Morgan Stanley said in its report early this month that escalating trade tensions have pushed corporate confidence and global growth to multi-year lows.
The global investment bank said if the United States increased tariffs to 25 percent for 4-6 months, and China retaliated, the world would enter recession by March next year.
But according to the bank, the Indonesian economy would be less impacted by the trade war and would still be able to grow by 5 percent this year and next year.
This is thanks to the country's large domestic market and Jokowi's structural reforms – revisions to the labor law, new electric vehicle regulation and corporate tax cuts – which have continued to attract investors, Morgan Stanley said.
Jokowi shows he is even more optimistic by assuming a 5.3 percent growth next year, higher than this year's target of 5.2 percent. Assuming higher growth allows for a higher tax revenue projection, but also runs the risk of widening the deficit if the growth target is missed.
"A state budget that was too expansive in the current global economic condition would be imprudent. This proposed state budget is quite rational for the government to maintain confidence," Raden Pardede, an economist at Creco Consulting, told BeritaSatu on Friday.
The government's other budget assumptions include inflation at 3.1 percent, the rupiah at 14,400 per US dollar and the interest rate on three-month government bill at 5.4 percent.
The price of Indonesian crude oil is projected to be around $65 per barrel, with oil and gas production at, respectively, 734,000 barrels and 1.19 million barrels of oil equivalent per day.
Top human capital
Earlier in the day, Jokowi laid out his vision to transform Indonesia into a developed country by relying on a new generation of top talents to achieve it.
"We need science and technology to allow us to overtake other nations. We need top talents who are hardworking and deeply believe in the [state ideology] Pancasila," Jokowi said.
Jokowi also proposed to increase the education budget to Rp 505.8 trillion in 2020, up 30 percent from 2015.
Jokowi said the government will revamp its teacher training and certification system, while continuing to provide scholarships to 20.1 million highschool students and introduce a new college scholarship for 818,000 students from poor families.

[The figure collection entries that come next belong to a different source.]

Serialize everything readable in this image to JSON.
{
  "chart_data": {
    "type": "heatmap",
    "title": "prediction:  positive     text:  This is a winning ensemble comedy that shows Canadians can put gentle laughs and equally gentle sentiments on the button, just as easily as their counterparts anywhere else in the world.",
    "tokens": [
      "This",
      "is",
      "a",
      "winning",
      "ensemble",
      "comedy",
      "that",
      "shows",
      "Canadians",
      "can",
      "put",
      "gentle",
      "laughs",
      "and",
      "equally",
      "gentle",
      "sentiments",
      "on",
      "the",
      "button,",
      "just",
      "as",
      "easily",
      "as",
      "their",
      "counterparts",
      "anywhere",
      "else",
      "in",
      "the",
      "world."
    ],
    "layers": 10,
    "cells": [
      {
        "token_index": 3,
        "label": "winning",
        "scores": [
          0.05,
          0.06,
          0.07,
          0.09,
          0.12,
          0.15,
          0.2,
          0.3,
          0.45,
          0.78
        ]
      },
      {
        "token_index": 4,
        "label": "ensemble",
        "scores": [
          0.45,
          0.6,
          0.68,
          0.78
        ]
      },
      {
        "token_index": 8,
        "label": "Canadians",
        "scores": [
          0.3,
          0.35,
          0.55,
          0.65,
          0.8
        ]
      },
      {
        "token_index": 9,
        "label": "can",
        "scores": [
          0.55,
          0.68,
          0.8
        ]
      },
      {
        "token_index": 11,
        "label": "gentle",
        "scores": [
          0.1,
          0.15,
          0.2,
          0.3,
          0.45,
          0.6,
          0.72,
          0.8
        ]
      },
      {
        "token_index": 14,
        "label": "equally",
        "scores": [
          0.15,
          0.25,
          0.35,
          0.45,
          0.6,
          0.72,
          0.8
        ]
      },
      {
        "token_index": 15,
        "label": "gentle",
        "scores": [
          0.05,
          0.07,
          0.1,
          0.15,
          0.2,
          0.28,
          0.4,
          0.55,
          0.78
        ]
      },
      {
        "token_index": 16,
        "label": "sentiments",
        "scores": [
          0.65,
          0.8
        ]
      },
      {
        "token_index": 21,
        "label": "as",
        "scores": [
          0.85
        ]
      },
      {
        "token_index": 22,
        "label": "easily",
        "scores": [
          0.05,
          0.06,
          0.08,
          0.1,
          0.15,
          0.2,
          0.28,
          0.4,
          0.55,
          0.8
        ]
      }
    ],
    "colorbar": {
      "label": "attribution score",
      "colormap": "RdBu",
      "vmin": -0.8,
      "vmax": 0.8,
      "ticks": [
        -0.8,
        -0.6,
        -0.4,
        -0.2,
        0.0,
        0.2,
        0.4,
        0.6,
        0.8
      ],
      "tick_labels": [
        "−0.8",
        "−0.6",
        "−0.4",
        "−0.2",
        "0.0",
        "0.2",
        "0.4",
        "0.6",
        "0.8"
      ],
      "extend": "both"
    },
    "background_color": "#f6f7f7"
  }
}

"To help young people and job seekers to learn new skills, the government will run the pre-employment card program, which will allow them to learn the skill they want, from coding, data analytics, graphic design, accounting, foreign languages, barista skill, agribusiness to operating heavy machinery," Jokowi said.
The government plans to spend Rp 132 trillion on healthcare next year, double the amount in 2015. The focus of its healthcare program will be stunting prevention and reducing the maternal mortality rate.
Jokowi also promised a "total overhaul" of the state health insurance scheme (BPJS Kesehatan), which has suffered from growing deficits in the past few years.